A opção pela realização da análise fatorial prende-se com o princípio de que um grande número de variáveis observadas pode ser explicado por um número menor de variáveis hipotéticas, não-observadas. Estas variáveis hipotéticas, denominadas por fatores, são responsáveis pelo facto das variáveis observadas se correlacionarem entre si. A análise fatorial tem sido caraterizada como um dos métodos psicométricos mais poderosos para reduzir a complexidade de uma grande quantidade de variáveis a uma estrutura relativamente simples, consistindo de um número menor de fatores (17). A amostra selecionada, clínica e heterogénea, justifica a escolha do teste estatístico e apoiamo-nos em Wolins que afirma que não existe um tamanho de amostra mínimo para efetuar uma análise fatorial com um determinado número de variáveis (17). Segundo este autor, é incorreto supor que estudos fatoriais que envolvem um grande número de variáveis requerem amostras maiores do que estudos com menos variáveis. Contudo é amplamente aceito que a utilização de amostras grandes tende a fornecer resultados mais precisos, diminuindo o efeito do erro amostral e fornecendo resultados mais próximos ao índice populacional.

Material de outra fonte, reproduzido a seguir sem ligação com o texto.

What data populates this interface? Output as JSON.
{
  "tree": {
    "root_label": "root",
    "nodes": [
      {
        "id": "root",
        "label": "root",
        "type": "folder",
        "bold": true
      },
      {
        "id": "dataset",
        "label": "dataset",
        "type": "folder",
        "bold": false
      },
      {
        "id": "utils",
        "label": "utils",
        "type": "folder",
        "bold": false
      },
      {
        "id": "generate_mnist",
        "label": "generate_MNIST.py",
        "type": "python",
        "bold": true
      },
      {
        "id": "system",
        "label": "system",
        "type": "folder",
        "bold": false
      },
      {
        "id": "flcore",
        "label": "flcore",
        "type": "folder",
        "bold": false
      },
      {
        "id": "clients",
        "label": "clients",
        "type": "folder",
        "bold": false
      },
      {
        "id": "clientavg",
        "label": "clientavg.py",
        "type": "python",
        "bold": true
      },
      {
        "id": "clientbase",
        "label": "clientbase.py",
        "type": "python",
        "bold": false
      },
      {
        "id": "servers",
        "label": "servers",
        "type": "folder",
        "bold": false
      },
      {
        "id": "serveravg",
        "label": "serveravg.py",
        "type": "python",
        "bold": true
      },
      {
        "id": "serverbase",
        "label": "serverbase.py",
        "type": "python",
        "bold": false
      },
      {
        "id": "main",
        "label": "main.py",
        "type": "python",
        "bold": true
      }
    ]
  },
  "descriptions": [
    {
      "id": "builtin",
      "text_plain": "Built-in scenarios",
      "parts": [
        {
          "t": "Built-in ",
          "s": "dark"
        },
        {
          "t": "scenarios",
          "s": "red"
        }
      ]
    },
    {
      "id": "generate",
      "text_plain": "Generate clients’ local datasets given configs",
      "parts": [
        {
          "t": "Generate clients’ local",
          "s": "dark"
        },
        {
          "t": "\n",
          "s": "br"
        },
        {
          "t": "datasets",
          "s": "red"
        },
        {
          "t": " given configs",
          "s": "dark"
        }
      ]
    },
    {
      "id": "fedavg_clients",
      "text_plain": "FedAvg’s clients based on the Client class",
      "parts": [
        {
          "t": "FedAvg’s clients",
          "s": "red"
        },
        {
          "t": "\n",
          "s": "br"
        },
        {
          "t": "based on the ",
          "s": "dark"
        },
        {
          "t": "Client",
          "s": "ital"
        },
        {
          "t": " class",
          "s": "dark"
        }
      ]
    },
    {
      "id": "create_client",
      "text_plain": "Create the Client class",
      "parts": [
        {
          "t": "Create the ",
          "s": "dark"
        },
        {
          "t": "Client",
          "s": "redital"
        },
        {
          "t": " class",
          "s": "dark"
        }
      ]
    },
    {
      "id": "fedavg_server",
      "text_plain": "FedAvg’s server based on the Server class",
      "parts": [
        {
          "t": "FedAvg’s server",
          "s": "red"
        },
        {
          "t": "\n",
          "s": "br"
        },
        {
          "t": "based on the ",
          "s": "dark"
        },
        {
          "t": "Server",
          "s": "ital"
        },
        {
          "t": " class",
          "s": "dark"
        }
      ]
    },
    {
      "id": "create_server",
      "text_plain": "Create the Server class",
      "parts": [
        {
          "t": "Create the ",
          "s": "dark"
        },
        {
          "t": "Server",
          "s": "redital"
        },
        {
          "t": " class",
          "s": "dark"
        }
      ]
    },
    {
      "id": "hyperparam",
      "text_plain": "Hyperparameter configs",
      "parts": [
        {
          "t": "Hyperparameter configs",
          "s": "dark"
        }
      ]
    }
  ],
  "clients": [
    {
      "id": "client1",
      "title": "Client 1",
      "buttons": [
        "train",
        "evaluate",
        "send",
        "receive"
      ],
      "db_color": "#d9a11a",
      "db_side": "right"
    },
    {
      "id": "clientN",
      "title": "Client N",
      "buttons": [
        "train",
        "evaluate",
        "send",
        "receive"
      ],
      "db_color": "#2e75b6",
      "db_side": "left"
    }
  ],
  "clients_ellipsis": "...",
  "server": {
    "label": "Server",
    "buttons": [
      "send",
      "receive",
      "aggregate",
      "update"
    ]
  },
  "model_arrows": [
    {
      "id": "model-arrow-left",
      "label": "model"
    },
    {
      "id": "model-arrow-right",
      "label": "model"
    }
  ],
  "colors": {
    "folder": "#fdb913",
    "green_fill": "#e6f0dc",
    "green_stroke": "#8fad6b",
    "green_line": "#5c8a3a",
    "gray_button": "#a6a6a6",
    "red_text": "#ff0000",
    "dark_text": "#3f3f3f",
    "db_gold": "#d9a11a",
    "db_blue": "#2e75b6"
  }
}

Os dados, relativos às representações sociais da morte e do suicídio, foram obtidos por meio da técnica de associação livre de palavras. Para o seu tratamento e análise, depois de transcritas todas as expressões procedeu-se a uma redução de expressões próximas, sem efetuar qualquer análise de conteúdo, colocando todos os adjetivos e substantivos no masculino e no singular, assim como os verbos no modo infinitivo. Posteriormente, dado o enfoque nas representações sociais de morte e de suicídio, procedeu-se à identificação dos universos semânticos que as estruturam. Não foi realizada análise qualitativa destes dados.
Pela análise fatorial nas expressões citadas com frequência igual ou superior a seis, para cada um dos indutores, colocaram-se em evidência os fatores que estruturam as representações sociais dos adolescentes com comportamento suicidário. A dicotomia foi definida pelo facto do participante evocar ou não evocar a expressão. No que respeita à escolha do número de fatores, passo fundamental na análise fatorial, de forma a diminuir o número de variáveis iniciais, recorremos ao método de análises paralelas e identificamos quatro fatores. Este método consiste na construção aleatória de um conjunto hipotético de matrizes de correlação de variáveis, utilizando como base a mesma dimensionalidade (o mesmo número p de variáveis e o mesmo número n de sujeitos) do conjunto de dados reais. Esta opção pelo método de análises paralelas justifica-se por ser um método minimamente afetado pelo tamanho da amostra ou pelas cargas fatoriais dos itens. A análise fatorial enquanto análise multidimensional apresenta um alcance eminentemente descritivo.
RESULTADOS
Participaram neste estudo 33 adolescentes com comportamento suicidário e internamento em um serviço de pedopsiquiatria. Do ponto de vista sociodemográfico, os adolescentes participantes são maioritariamente do género feminino 72,72% (n=24), com idades compreendidas entre os 13 e os 18 anos (M=15,91 e DP=1,18). No que concerne aos comportamentos suicidários adotados pelos adolescentes participantes no estudo, 93,93% (n= 31) assumem terem realizado tentativa de suicídio, sendo que apenas 48,48% (n=16) procuraram ajuda.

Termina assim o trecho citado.